You can either topically apply rose water on your skin alone, or combine it with a moisturizer or a natural oil such as coconut oil. Rose essential oil may help to regulate the level of moisture in your skin, keeping your skin looking and feeling plump, moisturized, and healthy.

Rose Powder For Oily Skin

Rose powder or rose water is a lifesaver for oily skin because it balances skins moisture levels and controls excessive oil production. Rosewater or rose hydrolat is also packed with a lot of anti-free radical antioxidants which helps in healing and soothing skin, helps in decreasing wrinkles and fine lines, and helps in maintaining skins sensitive pH balance. 

Rich in antioxidants, roses may help fight against the effects of oxidative stress and free radicals, which may lead to diseases and premature ageing. The abundant antioxidants present in roses helps to remove the free oxygen radicals from the body, while the presence of vitamins A and C helps to slow down the skins aging process, enhances immune system, cleanses blocked pores, tightens and tones skin, and imparts crystal clarity, a rejuvenated complexion.

How To Make Rose Tea

The FDA acknowledges four rose species that are usually safe when extracted: R. alba, R. centifolia, R. damascena, and R. gallica (36). In addition, Rosa rigidula, a species called Mei Gui Hua, is often used to treat various ailments in traditional Chinese medicine (37). In addition to these species, several other cultivars are used in teas and other preparations of rose, including essential oils, rosewater, liquor, extracts, and powders. All roses are edible and may be used in tea, however, some varieties are sweeter, whereas others are bitterer (1).

Different Rose Variations and Uses

Rose hips are formed after petals fall off and a bulbous, fleshy calico is matured; they can be used in cough mixes, syrups, jellies, and jams. The dried hip fruits are used in folk medicine and traditional German herbal medicine for digestive problems, urinary and renal disorders, rheumatism, gout, colds, intestinal conditions, and other febrile conditions.

Powder made from dried petals, or just a paste of rose petals, applied on the injured area provides rapid healing. As a result of its calming and stabilizing effects, rose petals powder helps in maintaining healthy nerves. Powerfully anti-oxidant, rose essential oil is highly effective in fighting signs of ageing.

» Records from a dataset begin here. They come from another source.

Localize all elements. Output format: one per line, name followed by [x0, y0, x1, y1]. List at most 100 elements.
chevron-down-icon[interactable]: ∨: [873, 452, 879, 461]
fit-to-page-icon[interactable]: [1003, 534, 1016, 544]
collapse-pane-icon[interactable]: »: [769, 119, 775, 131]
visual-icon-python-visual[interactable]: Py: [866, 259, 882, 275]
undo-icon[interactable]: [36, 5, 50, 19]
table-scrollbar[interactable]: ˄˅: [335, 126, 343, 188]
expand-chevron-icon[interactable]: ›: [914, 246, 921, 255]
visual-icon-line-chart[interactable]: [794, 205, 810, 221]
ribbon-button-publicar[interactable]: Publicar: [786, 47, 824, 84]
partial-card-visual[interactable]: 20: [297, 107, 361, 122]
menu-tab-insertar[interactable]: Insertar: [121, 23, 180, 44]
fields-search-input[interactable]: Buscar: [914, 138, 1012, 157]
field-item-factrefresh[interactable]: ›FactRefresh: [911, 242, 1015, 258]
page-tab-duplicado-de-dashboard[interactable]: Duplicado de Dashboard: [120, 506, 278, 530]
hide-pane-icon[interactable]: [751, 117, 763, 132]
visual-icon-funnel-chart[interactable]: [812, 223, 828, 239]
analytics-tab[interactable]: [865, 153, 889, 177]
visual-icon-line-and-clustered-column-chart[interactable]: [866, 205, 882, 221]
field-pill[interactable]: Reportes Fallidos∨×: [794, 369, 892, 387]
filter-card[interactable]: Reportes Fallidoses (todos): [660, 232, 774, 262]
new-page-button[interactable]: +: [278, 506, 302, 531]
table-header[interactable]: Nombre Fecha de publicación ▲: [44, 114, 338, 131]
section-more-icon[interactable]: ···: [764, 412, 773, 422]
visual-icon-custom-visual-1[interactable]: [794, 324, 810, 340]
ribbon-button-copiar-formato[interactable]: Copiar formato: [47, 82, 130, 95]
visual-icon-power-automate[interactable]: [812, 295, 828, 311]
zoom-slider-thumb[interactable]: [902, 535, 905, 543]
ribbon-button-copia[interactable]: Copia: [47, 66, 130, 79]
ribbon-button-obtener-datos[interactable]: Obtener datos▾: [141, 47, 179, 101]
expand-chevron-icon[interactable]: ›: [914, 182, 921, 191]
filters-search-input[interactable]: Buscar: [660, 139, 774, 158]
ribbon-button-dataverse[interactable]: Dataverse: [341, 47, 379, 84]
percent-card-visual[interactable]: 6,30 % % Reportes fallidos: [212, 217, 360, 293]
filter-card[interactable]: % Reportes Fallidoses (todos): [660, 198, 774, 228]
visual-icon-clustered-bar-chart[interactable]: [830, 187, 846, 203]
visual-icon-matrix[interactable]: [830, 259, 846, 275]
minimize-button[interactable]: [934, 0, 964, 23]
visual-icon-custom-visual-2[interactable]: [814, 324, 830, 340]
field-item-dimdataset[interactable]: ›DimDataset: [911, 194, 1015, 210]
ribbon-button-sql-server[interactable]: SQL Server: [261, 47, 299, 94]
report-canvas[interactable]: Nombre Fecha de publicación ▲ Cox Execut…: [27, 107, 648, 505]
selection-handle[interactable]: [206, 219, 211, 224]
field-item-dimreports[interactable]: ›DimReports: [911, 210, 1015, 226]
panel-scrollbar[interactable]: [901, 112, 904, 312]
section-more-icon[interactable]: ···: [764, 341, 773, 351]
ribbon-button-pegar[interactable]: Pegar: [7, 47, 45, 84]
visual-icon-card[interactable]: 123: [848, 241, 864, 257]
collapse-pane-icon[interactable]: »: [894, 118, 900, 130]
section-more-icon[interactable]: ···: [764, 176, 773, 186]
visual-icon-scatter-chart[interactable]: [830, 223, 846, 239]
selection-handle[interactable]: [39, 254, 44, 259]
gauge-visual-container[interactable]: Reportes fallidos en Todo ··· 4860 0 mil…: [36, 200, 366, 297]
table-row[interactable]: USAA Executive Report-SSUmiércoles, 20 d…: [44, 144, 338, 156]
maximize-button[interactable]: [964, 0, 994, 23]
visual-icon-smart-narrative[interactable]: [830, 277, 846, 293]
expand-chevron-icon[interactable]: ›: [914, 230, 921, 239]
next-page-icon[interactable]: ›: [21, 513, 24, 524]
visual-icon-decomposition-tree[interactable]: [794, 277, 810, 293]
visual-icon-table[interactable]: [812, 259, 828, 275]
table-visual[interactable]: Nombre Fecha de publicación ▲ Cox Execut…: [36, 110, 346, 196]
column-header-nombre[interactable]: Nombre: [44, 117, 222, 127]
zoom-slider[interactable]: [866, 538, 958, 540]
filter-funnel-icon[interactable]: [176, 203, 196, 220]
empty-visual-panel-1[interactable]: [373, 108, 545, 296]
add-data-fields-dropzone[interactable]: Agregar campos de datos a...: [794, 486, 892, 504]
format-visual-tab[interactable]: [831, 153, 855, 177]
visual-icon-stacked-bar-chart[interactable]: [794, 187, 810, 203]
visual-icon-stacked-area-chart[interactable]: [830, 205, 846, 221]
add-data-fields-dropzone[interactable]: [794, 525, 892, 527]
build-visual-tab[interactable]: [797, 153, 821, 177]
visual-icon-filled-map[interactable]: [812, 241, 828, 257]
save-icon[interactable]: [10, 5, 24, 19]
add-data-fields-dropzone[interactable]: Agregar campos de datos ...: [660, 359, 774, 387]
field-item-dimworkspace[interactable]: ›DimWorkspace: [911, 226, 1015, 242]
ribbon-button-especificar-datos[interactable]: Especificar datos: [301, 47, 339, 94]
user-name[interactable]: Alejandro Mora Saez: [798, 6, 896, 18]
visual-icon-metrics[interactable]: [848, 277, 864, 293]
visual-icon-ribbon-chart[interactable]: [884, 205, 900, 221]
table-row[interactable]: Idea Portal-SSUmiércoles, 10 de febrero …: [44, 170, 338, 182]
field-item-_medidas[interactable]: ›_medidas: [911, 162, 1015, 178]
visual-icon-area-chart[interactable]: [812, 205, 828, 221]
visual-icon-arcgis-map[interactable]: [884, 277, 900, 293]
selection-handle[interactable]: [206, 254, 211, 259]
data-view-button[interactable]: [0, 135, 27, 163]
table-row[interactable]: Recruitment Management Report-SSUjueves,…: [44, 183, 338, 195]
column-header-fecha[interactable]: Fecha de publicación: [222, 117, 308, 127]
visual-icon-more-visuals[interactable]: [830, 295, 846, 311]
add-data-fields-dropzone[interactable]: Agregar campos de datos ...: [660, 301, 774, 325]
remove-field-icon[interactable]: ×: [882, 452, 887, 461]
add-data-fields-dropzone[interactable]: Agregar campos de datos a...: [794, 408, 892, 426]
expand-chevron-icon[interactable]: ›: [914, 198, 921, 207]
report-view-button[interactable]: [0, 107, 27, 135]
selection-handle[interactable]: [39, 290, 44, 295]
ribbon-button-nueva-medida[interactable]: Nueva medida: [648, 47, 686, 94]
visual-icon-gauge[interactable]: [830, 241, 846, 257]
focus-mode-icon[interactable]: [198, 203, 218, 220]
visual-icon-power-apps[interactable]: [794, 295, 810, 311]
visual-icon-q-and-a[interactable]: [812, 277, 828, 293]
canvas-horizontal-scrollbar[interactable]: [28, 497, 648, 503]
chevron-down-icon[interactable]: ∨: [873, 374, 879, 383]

Add it to pure carrier oils to make sensual massage oil or bath oil, or use it in DIY skincare products to benefit from the anti-aging effects of Rose essential oil. A 2009 study of Rose essential oil took 40 volunteers and administered Rose essential oil or placebo via skin.

The high value of paraffin makes R. centifolia L unsuitable for fragrance purposes, but in practice, it is used for making rosewater and extracts. Because its flowers contain a very small amount of essential oils (three times lower than that in R. damascena), R. centifolia L. is used mostly to produce cements and absolutes (France and Morocco, Italy), dried fruits of great therapeutic value and Vitamin C content, dried flowers, and rosewater. The paste made from dried petals is quite effective in managing the problems of gastritis and duodenal ulcers, and it can be consumed at 5g doses together with milk.

Sambucus nigra L. flowers are used in the teas in the Iranian Traditional Medicines as a separate species, and it has been used extensively for a wide range of purposes like as tranquilizer, anxiolytic, demolisher, anti-inflammatory, antihypertensive, analgesic, tonic, anti-infective, febrifuge, and antioxidant. Rosa x damascena flowers, Gole Mohammadi, are used in Iranian traditional medicine in single-species teas, mostly as a sedative or laxative (Amiri and Joharchi, 2013). For instance, rose tea made of bud or leaves of Rosa gallica has been used in Chinese traditional medicine for the treatment of menstrual pain.